WHA Annual Meeting: Korea 2026

Hitesh D. Raviya

Hitesh D. Raviya, Ph.D., is Vice Dean of Faculty and Professor and Head of the Department of English at the Maharaja Sayajirao University of Baroda. He has published 24 books and over 60 research papers. His research focuses on English Language Education and the Indian Knowledge System. A distinguished mentor, he has guided 30 doctoral and master’s students to completion while leading major interdisciplinary research projects.

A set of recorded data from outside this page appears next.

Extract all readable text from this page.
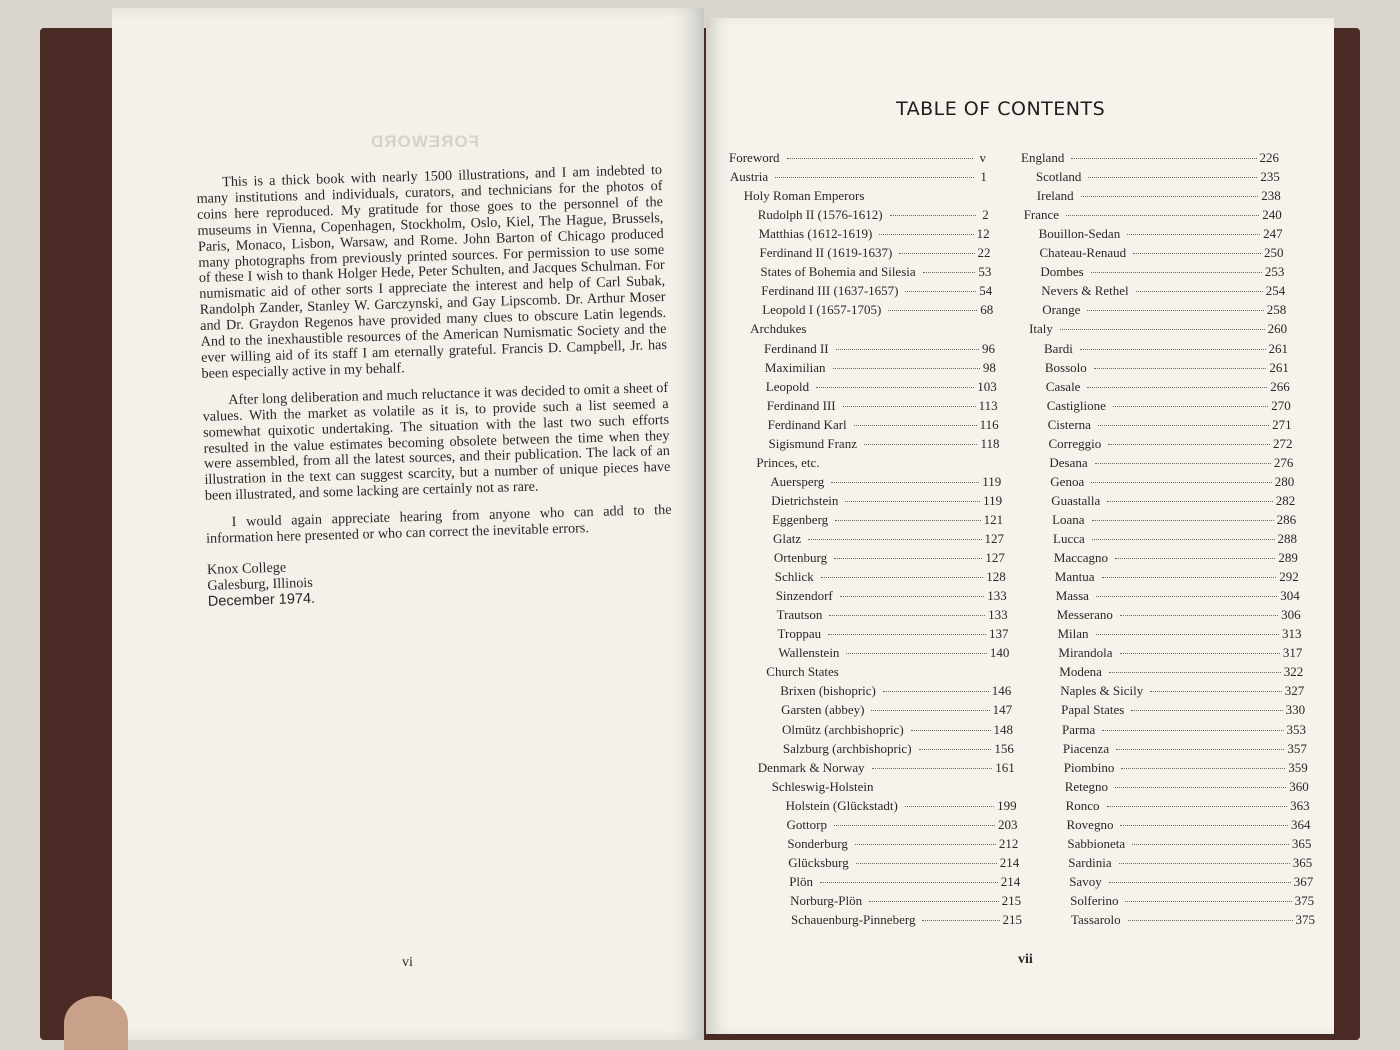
FOREWORD

This is a thick book with nearly 1500 illustrations, and I am indebted to many institutions and individuals, curators, and technicians for the photos of coins here reproduced. My gratitude for those goes to the personnel of the museums in Vienna, Copenhagen, Stockholm, Oslo, Kiel, The Hague, Brussels, Paris, Monaco, Lisbon, Warsaw, and Rome. John Barton of Chicago produced many photographs from previously printed sources. For permission to use some of these I wish to thank Holger Hede, Peter Schulten, and Jacques Schulman. For numismatic aid of other sorts I appreciate the interest and help of Carl Subak, Randolph Zander, Stanley W. Garczynski, and Gay Lipscomb. Dr. Arthur Moser and Dr. Graydon Regenos have provided many clues to obscure Latin legends. And to the inexhaustible resources of the American Numismatic Society and the ever willing aid of its staff I am eternally grateful. Francis D. Campbell, Jr. has been especially active in my behalf.

After long deliberation and much reluctance it was decided to omit a sheet of values. With the market as volatile as it is, to provide such a list seemed a somewhat quixotic undertaking. The situation with the last two such efforts resulted in the value estimates becoming obsolete between the time when they were assembled, from all the latest sources, and their publication. The lack of an illustration in the text can suggest scarcity, but a number of unique pieces have been illustrated, and some lacking are certainly not as rare.

I would again appreciate hearing from anyone who can add to the information here presented or who can correct the inevitable errors.

Knox College
Galesburg, Illinois
December 1974.
vi
TABLE OF CONTENTS
Foreword	v
Austria	1
Holy Roman Emperors
Rudolph II (1576-1612)	2
Matthias (1612-1619)	12
Ferdinand II (1619-1637)	22
States of Bohemia and Silesia	53
Ferdinand III (1637-1657)	54
Leopold I (1657-1705)	68
Archdukes
Ferdinand II	96
Maximilian	98
Leopold	103
Ferdinand III	113
Ferdinand Karl	116
Sigismund Franz	118
Princes, etc.
Auersperg	119
Dietrichstein	119
Eggenberg	121
Glatz	127
Ortenburg	127
Schlick	128
Sinzendorf	133
Trautson	133
Troppau	137
Wallenstein	140
Church States
Brixen (bishopric)	146
Garsten (abbey)	147
Olmütz (archbishopric)	148
Salzburg (archbishopric)	156
Denmark & Norway	161
Schleswig-Holstein
Holstein (Glückstadt)	199
Gottorp	203
Sonderburg	212
Glücksburg	214
Plön	214
Norburg-Plön	215
Schauenburg-Pinneberg	215
England	226
Scotland	235
Ireland	238
France	240
Bouillon-Sedan	247
Chateau-Renaud	250
Dombes	253
Nevers & Rethel	254
Orange	258
Italy	260
Bardi	261
Bossolo	261
Casale	266
Castiglione	270
Cisterna	271
Correggio	272
Desana	276
Genoa	280
Guastalla	282
Loana	286
Lucca	288
Maccagno	289
Mantua	292
Massa	304
Messerano	306
Milan	313
Mirandola	317
Modena	322
Naples & Sicily	327
Papal States	330
Parma	353
Piacenza	357
Piombino	359
Retegno	360
Ronco	363
Rovegno	364
Sabbioneta	365
Sardinia	365
Savoy	367
Solferino	375
Tassarolo	375
vii
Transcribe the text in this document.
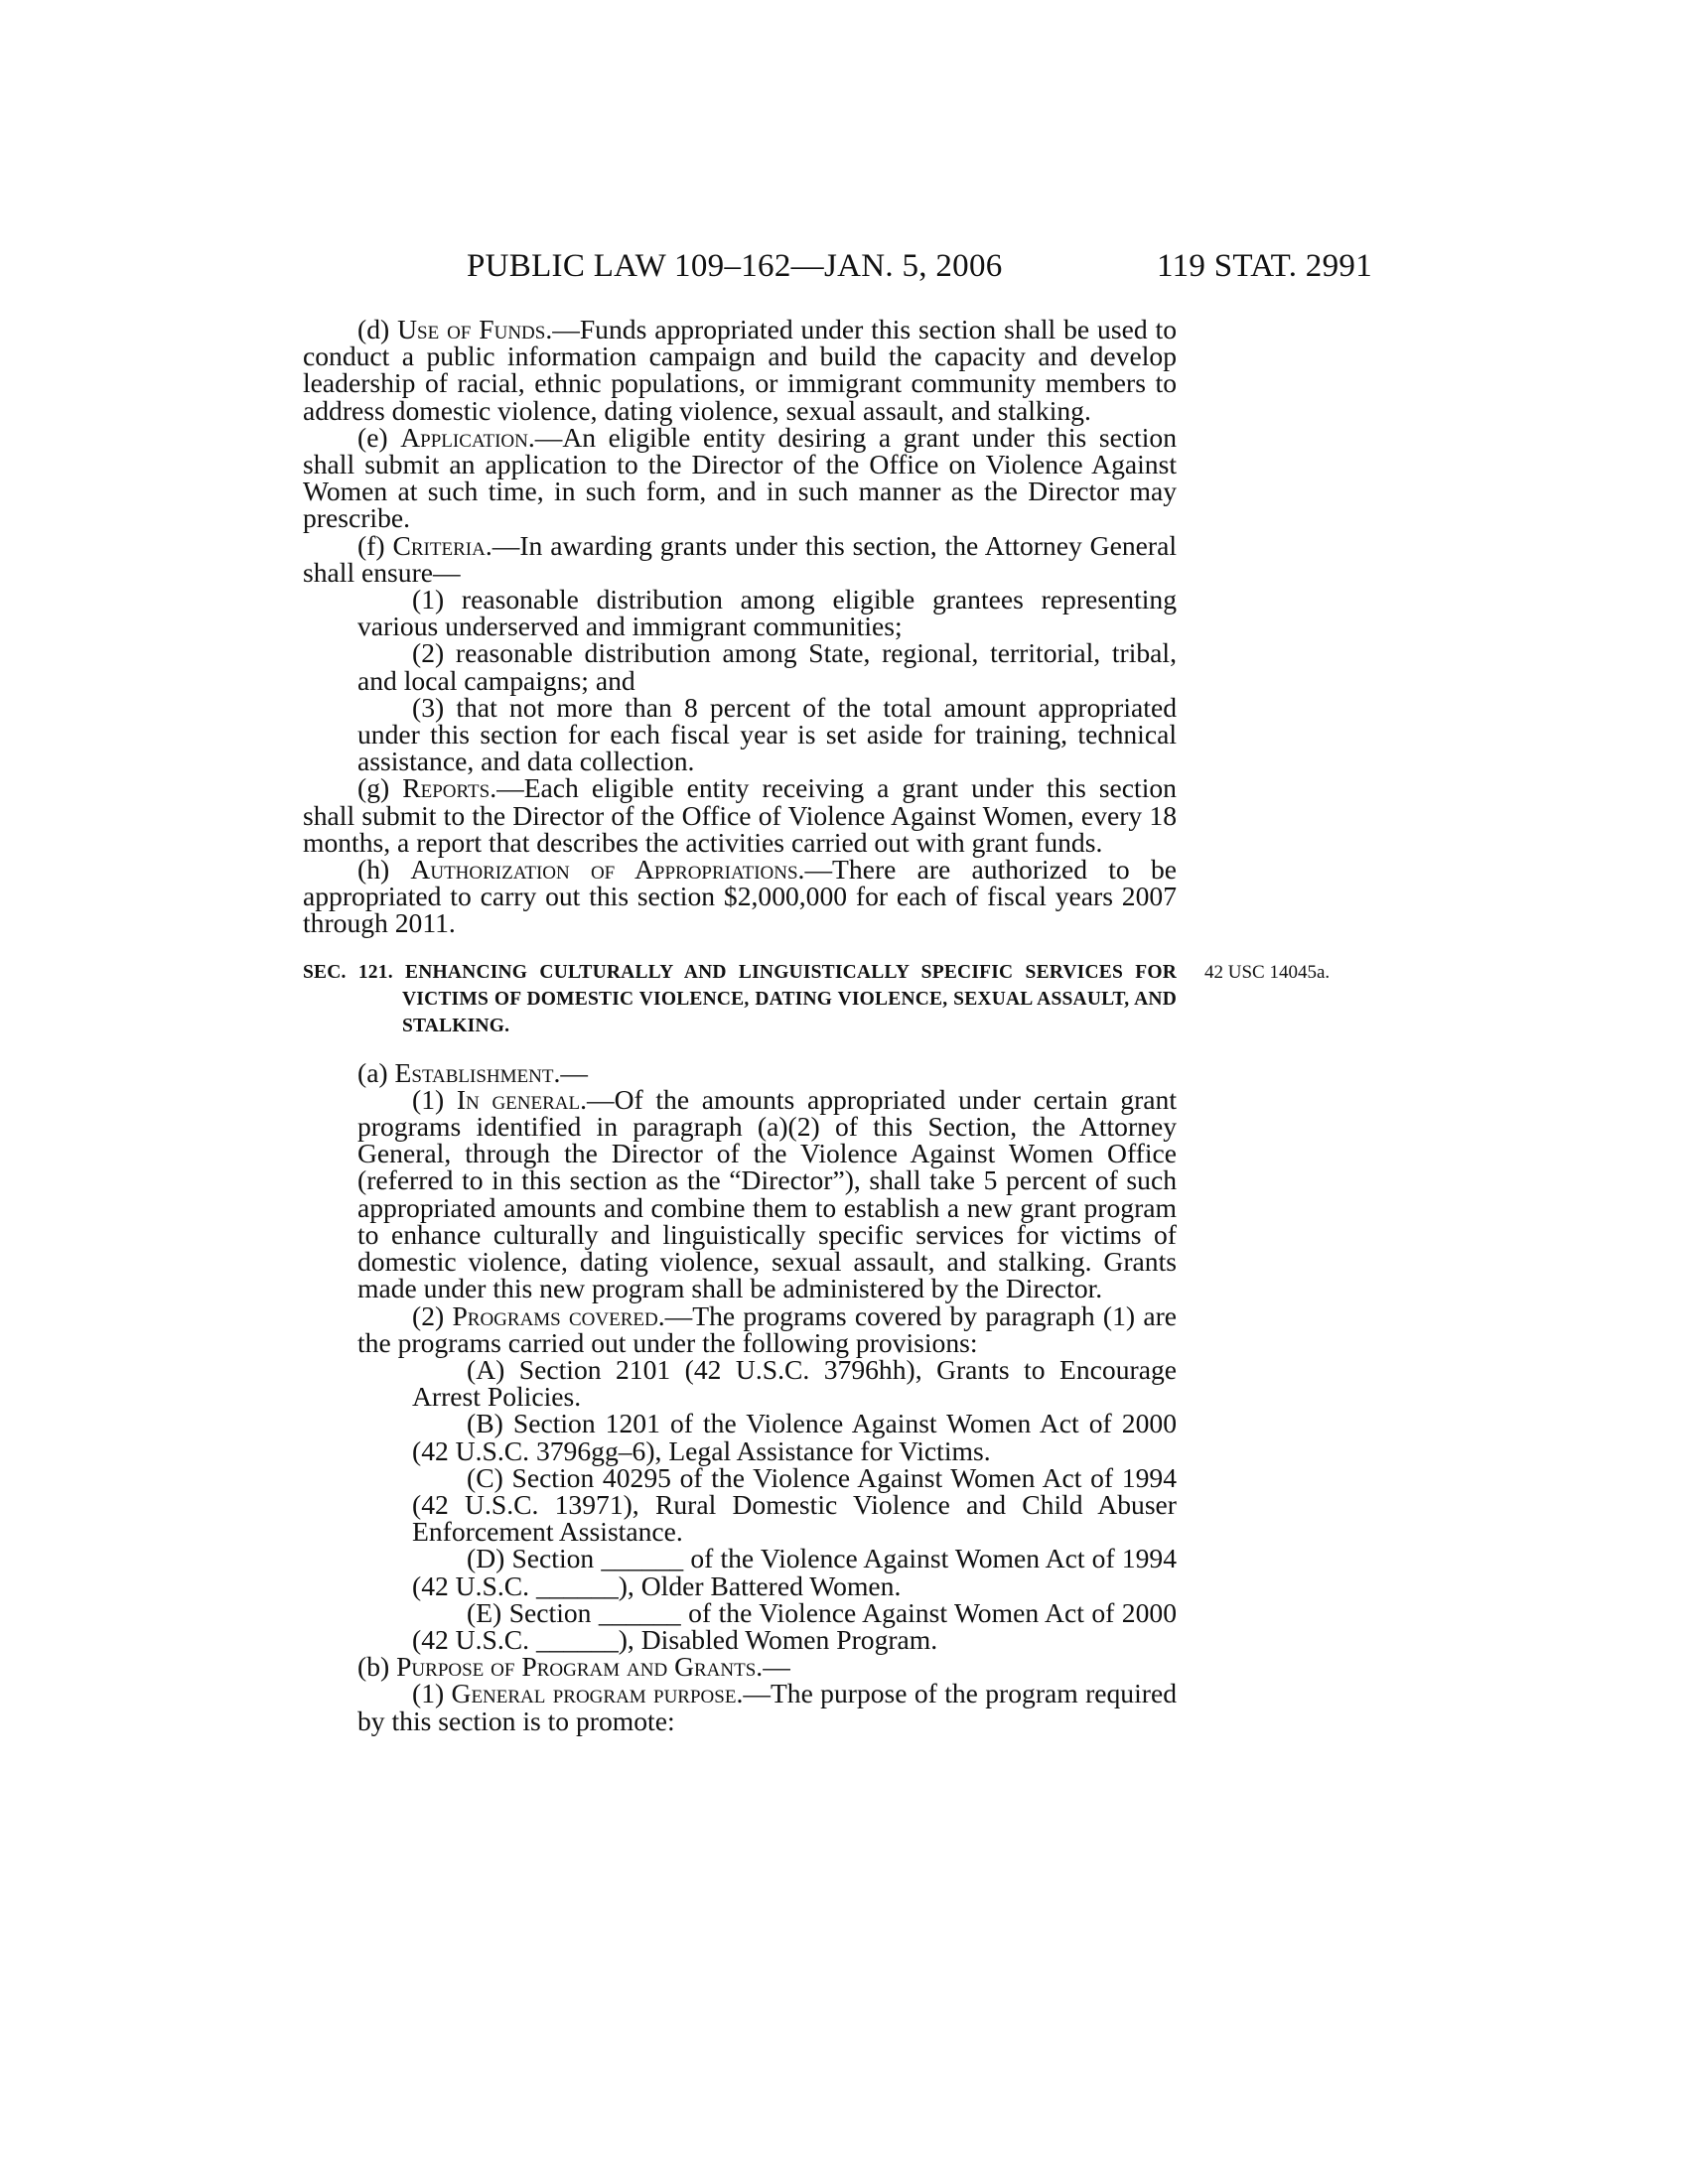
PUBLIC LAW 109–162—JAN. 5, 2006	119 STAT. 2991

(d) Use of Funds.—Funds appropriated under this section shall be used to conduct a public information campaign and build the capacity and develop leadership of racial, ethnic populations, or immigrant community members to address domestic violence, dating violence, sexual assault, and stalking.

(e) Application.—An eligible entity desiring a grant under this section shall submit an application to the Director of the Office on Violence Against Women at such time, in such form, and in such manner as the Director may prescribe.

(f) Criteria.—In awarding grants under this section, the Attorney General shall ensure—

(1) reasonable distribution among eligible grantees representing various underserved and immigrant communities;

(2) reasonable distribution among State, regional, territorial, tribal, and local campaigns; and

(3) that not more than 8 percent of the total amount appropriated under this section for each fiscal year is set aside for training, technical assistance, and data collection.

(g) Reports.—Each eligible entity receiving a grant under this section shall submit to the Director of the Office of Violence Against Women, every 18 months, a report that describes the activities carried out with grant funds.

(h) Authorization of Appropriations.—There are authorized to be appropriated to carry out this section $2,000,000 for each of fiscal years 2007 through 2011.

SEC. 121. ENHANCING CULTURALLY AND LINGUISTICALLY SPECIFIC SERVICES FOR VICTIMS OF DOMESTIC VIOLENCE, DATING VIOLENCE, SEXUAL ASSAULT, AND STALKING.

42 USC 14045a.

(a) Establishment.—

(1) In general.—Of the amounts appropriated under certain grant programs identified in paragraph (a)(2) of this Section, the Attorney General, through the Director of the Violence Against Women Office (referred to in this section as the “Director”), shall take 5 percent of such appropriated amounts and combine them to establish a new grant program to enhance culturally and linguistically specific services for victims of domestic violence, dating violence, sexual assault, and stalking. Grants made under this new program shall be administered by the Director.

(2) Programs covered.—The programs covered by paragraph (1) are the programs carried out under the following provisions:

(A) Section 2101 (42 U.S.C. 3796hh), Grants to Encourage Arrest Policies.

(B) Section 1201 of the Violence Against Women Act of 2000 (42 U.S.C. 3796gg–6), Legal Assistance for Victims.

(C) Section 40295 of the Violence Against Women Act of 1994 (42 U.S.C. 13971), Rural Domestic Violence and Child Abuser Enforcement Assistance.

(D) Section ______ of the Violence Against Women Act of 1994 (42 U.S.C. ______), Older Battered Women.

(E) Section ______ of the Violence Against Women Act of 2000 (42 U.S.C. ______), Disabled Women Program.

(b) Purpose of Program and Grants.—

(1) General program purpose.—The purpose of the program required by this section is to promote:
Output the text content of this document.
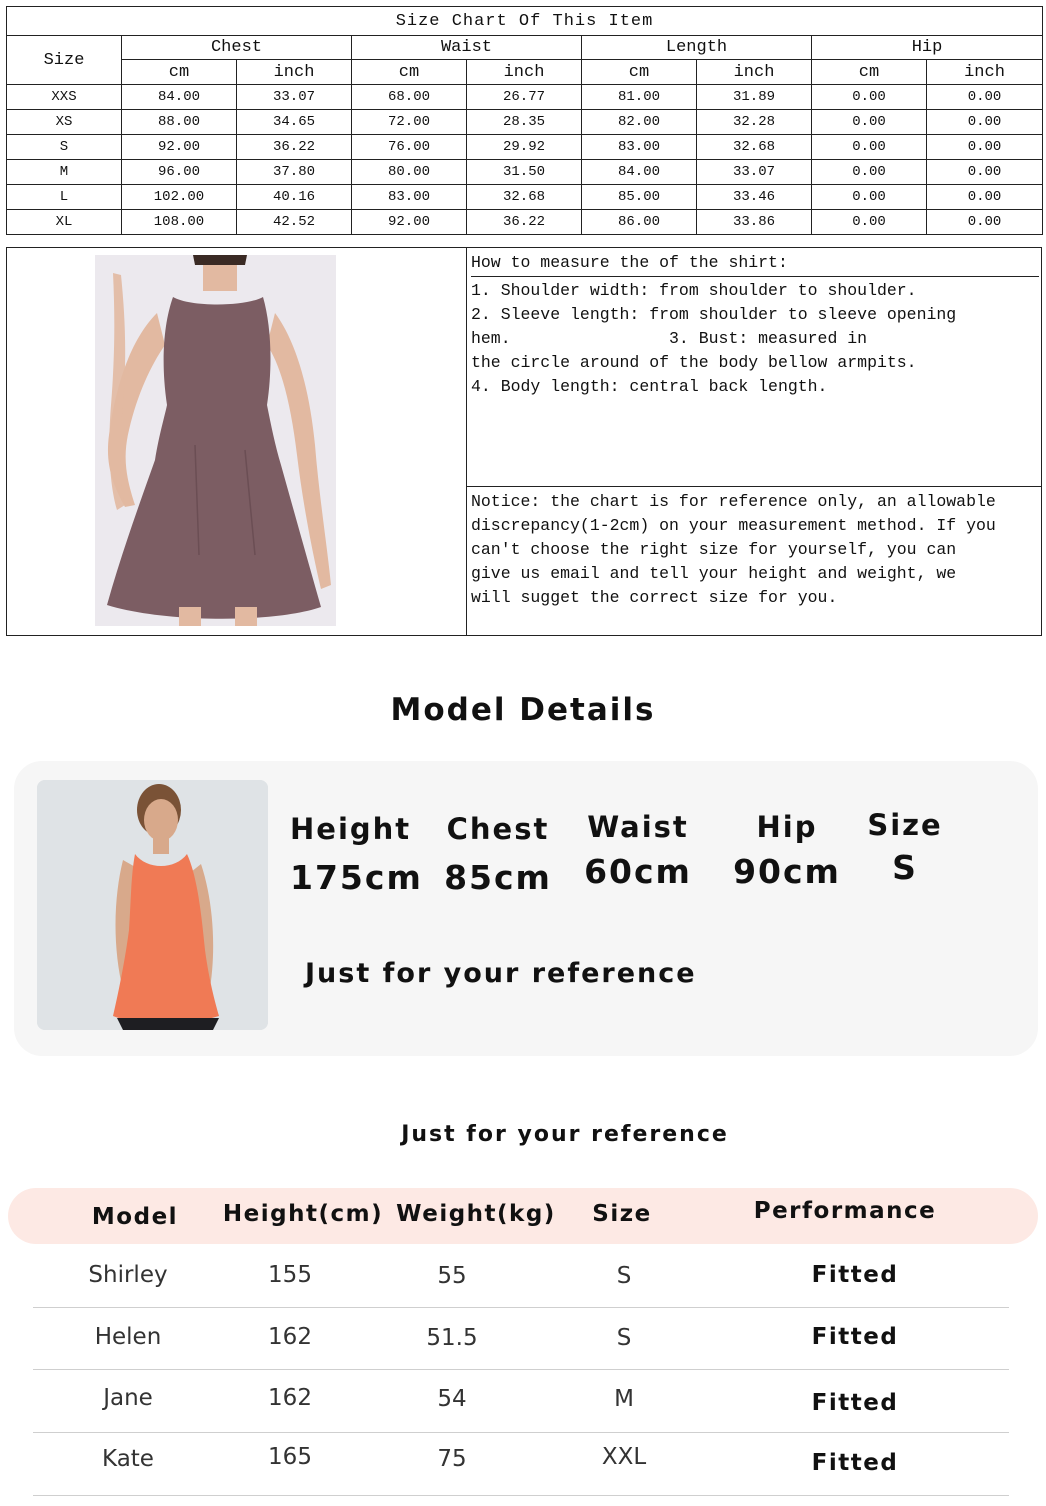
Size Chart Of This Item								
Size	Chest		Waist		Length		Hip	
	cm	inch	cm	inch	cm	inch	cm	inch
XXS	84.00	33.07	68.00	26.77	81.00	31.89	0.00	0.00
XS	88.00	34.65	72.00	28.35	82.00	32.28	0.00	0.00
S	92.00	36.22	76.00	29.92	83.00	32.68	0.00	0.00
M	96.00	37.80	80.00	31.50	84.00	33.07	0.00	0.00
L	102.00	40.16	83.00	32.68	85.00	33.46	0.00	0.00
XL	108.00	42.52	92.00	36.22	86.00	33.86	0.00	0.00
How to measure the of the shirt:
1. Shoulder width: from shoulder to shoulder.
2. Sleeve length: from shoulder to sleeve opening
hem.                3. Bust: measured in
the circle around of the body bellow armpits.
4. Body length: central back length.
Notice: the chart is for reference only, an allowable
discrepancy(1-2cm) on your measurement method. If you
can't choose the right size for yourself, you can
give us email and tell your height and weight, we
will sugget the correct size for you.
Model Details
Height
175cm
Chest
85cm
Waist
60cm
Hip
90cm
Size
S
Just for your reference
Just for your reference
Model	Height(cm) Weight(kg)	Size	Performance
Shirley	155	55	S	Fitted
Helen	162	51.5	S	Fitted
Jane	162	54	M	Fitted
Kate	165	75	XXL	Fitted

Institutional Affiliation:

Maharaja Sayajirao University


Session

06-26
15:00
90min
Connected Worlds, Closed Borders: India and the Limits of Globalization
R. Charles Weller, Brijeshwari Kumari Gohil, Hitesh D. Raviya, R.S. Khangarot

This panel examines India’s long history of transregional connectivity without open borders, from pre-modern maritime trade to contemporary nationalism. Challenging linear narratives that equate globalization with universal openness, we argue that Indian history reveals alternative models of connection structured by empires, hierarchies, and states. This inquiry extends beyond physical borders to include the "epistemic categories" and "intellectual self-understanding" shaped by colonial pedagogy and institutionalized learning. India thus offers a critical vantage point for rethinking world history in a moment of renewed borders and political closure.
Spanning from the Harappan era to the digital age, the papers analyze interconnection shaped by trust-based systems, surveillance, and state power. Pre-modern trade networks linked South Asia to Africa and Southeast Asia through trust-based systems that remained socially bounded and uneven. Colonial rule intensified global entanglements through the circulation of labor and commodities while simultaneously redefining "knowledge, philosophy, and religion" through a "politics of translation" that framed indigenous traditions within European categories. Moments of crisis, such as global epidemics and the 1947 Partition, demonstrate how connectivity frequently provokes violent border-making and bureaucratic interdiction.
In the postcolonial period, India’s integration into global markets has coincided with hardened political borders, nationalist discourses, and new digital forms of exclusion. Taken together, this panel argues that India’s past complicates frameworks privileging globalization as a coherent or inevitable process. Instead, it highlights historical worlds that were connected but not "globalized" in the modern sense, offering essential conceptual tools for a present characterized by contested globalisms and the return of the border.